Sebelum, selama, dan sesudah pemilu AS, berita palsu atau hoax sangat banyak dibagi dan dipublikasikan di Facebook. Sebagaimana dilaporkan sebelumnya, kepopuleran berita palsu yang terkait dengan pemilu AS bahkan mengalahkan berita sebenarnya. Hal ini membuat sebagian orang menuding Facebook ikut bertanggung jawab atas terpilihnya Donald Trump yang banyak diuntungkan atas publikasi berita palsu tersebut.
Untuk itulah dalam beberapa waktu terakhir, Facebook berusaha untuk menangani berita palsu dengan merilis alat untuk menyaring berita palsu tersebut. Alat tersebut dirancang untuk membantu mengidentifikasi dan menyembunyikan berita palsu di Facebook dalam upaya untuk memadamkan kritik yang semakin vokal terhadap peran Facebook dalam menyebarkan kebohongan dan propaganda.
Alat tersebut meminta pembaca untuk memberikan peringkat dalam skala satu sampai lima sejauh mana mereka pikir link judul berita tertentu menggunakan bahasa menyesatkan. Artikel tersebut berasal dari sumber terpercaya, yaitu majalah Rolling Stone, Philadelphia Inquirer, dan Chortle, sebuah situs berita yang melaporkan komedi.
Tidak jelas bagaimana tindakan Facebook atas data tersebut, apakah hanya mengumpulkan atau apakah mereka berniat untuk bertindak.

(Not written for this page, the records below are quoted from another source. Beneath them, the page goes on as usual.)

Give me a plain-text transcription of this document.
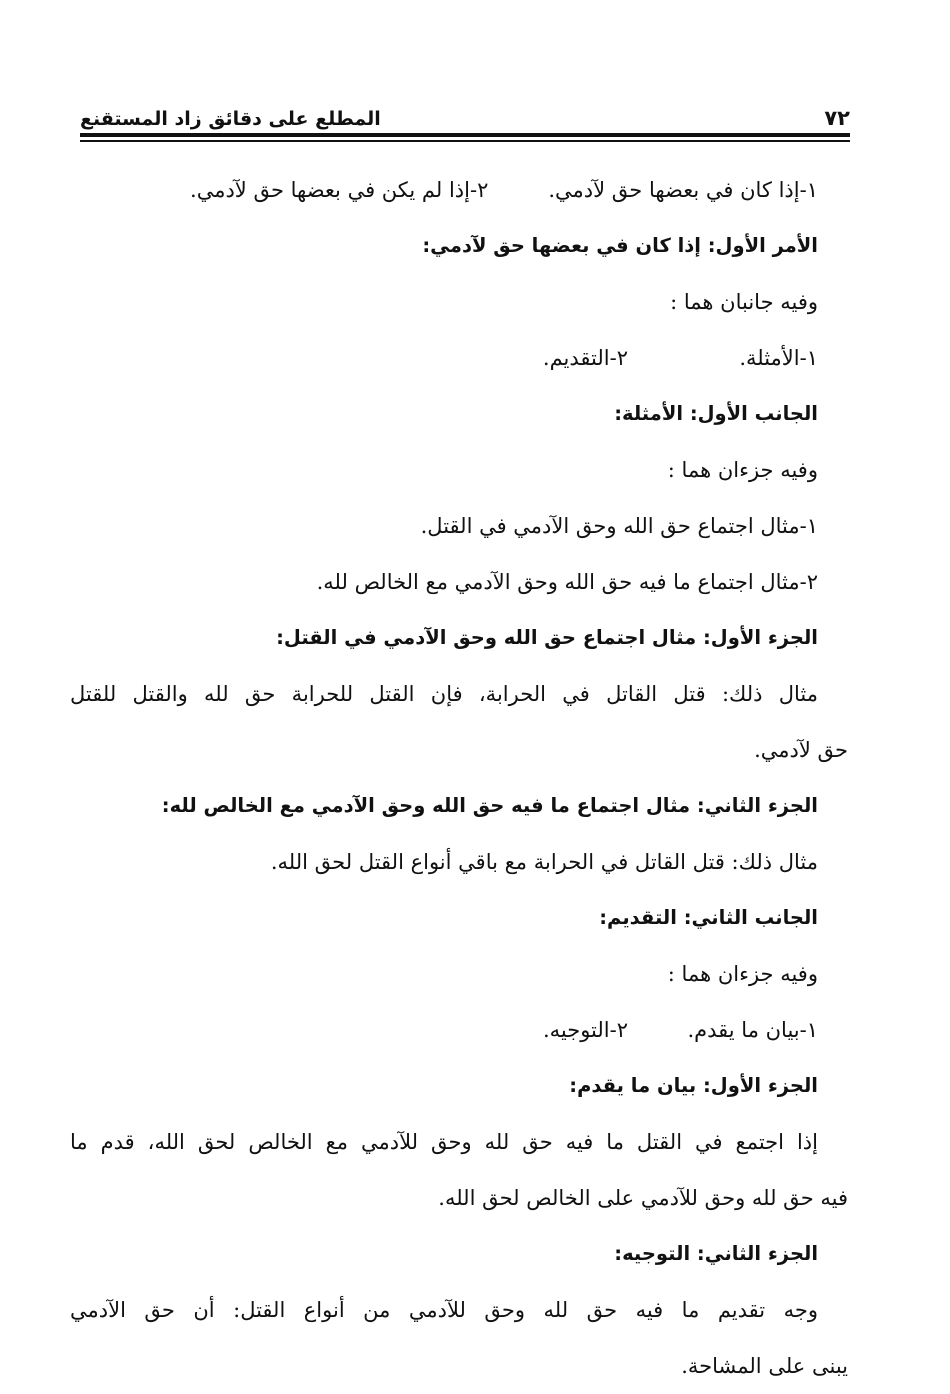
٧٢
المطلع على دقائق زاد المستقنع
١-إذا كان في بعضها حق لآدمي.
٢-إذا لم يكن في بعضها حق لآدمي.
الأمر الأول: إذا كان في بعضها حق لآدمي:
وفيه جانبان هما :
١-الأمثلة.
٢-التقديم.
الجانب الأول: الأمثلة:
وفيه جزءان هما :
١-مثال اجتماع حق الله وحق الآدمي في القتل.
٢-مثال اجتماع ما فيه حق الله وحق الآدمي مع الخالص لله.
الجزء الأول: مثال اجتماع حق الله وحق الآدمي في القتل:
مثال ذلك: قتل القاتل في الحرابة، فإن القتل للحرابة حق لله والقتل للقتل
حق لآدمي.
الجزء الثاني: مثال اجتماع ما فيه حق الله وحق الآدمي مع الخالص لله:
مثال ذلك: قتل القاتل في الحرابة مع باقي أنواع القتل لحق الله.
الجانب الثاني: التقديم:
وفيه جزءان هما :
١-بيان ما يقدم.
٢-التوجيه.
الجزء الأول: بيان ما يقدم:
إذا اجتمع في القتل ما فيه حق لله وحق للآدمي مع الخالص لحق الله، قدم ما
فيه حق لله وحق للآدمي على الخالص لحق الله.
الجزء الثاني: التوجيه:
وجه تقديم ما فيه حق لله وحق للآدمي من أنواع القتل: أن حق الآدمي
يبنى على المشاحة.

Link teks menyesatkan merupakan bagian dari masalah berita palsu di Facebook sebagaimana dibuktikan oleh dua iklan yang menyesatkan yang menyertai posting CEO Facebook Mark Zuckerberg pada 18 November yang lalu tentang berita palsu. Posting tersebut kemudian dihapus oleh Facebook.
Masalah link menyesatkan ini diperparah oleh antarmuka pengguna Facebook yang berfungsi menekankan kembali link ke sumber eksternal yang mendukung sehingga mendorong pengguna untuk LIKE, membaginya atau komentar di situs Facebook sendiri. Penelitian menunjukkan bahwa hampir 60% dari share media sosial berasal dari pengguna yang tidak pernah mengklik link itu, menyiratkan bahwa judul berita mendorong diskusi dan berbagi jauh lebih banyak daripada isi artikel tersebut.
Ini artinya, pembaca di Facebook tidak pernah mengklik link berita, tetapi terdorong untuk berdiskusi dan sharing berita tersebut. Pengguna sangat terpengaruh oleh judul terutama judul yang menyesatkan, mereka melakukan LIKE, berkomentar dan membagi kembali berita tersebut tanpa pernah membaca artikel. Padahal kebanyakan berita yang dibagi tersebut adalah berita palsu.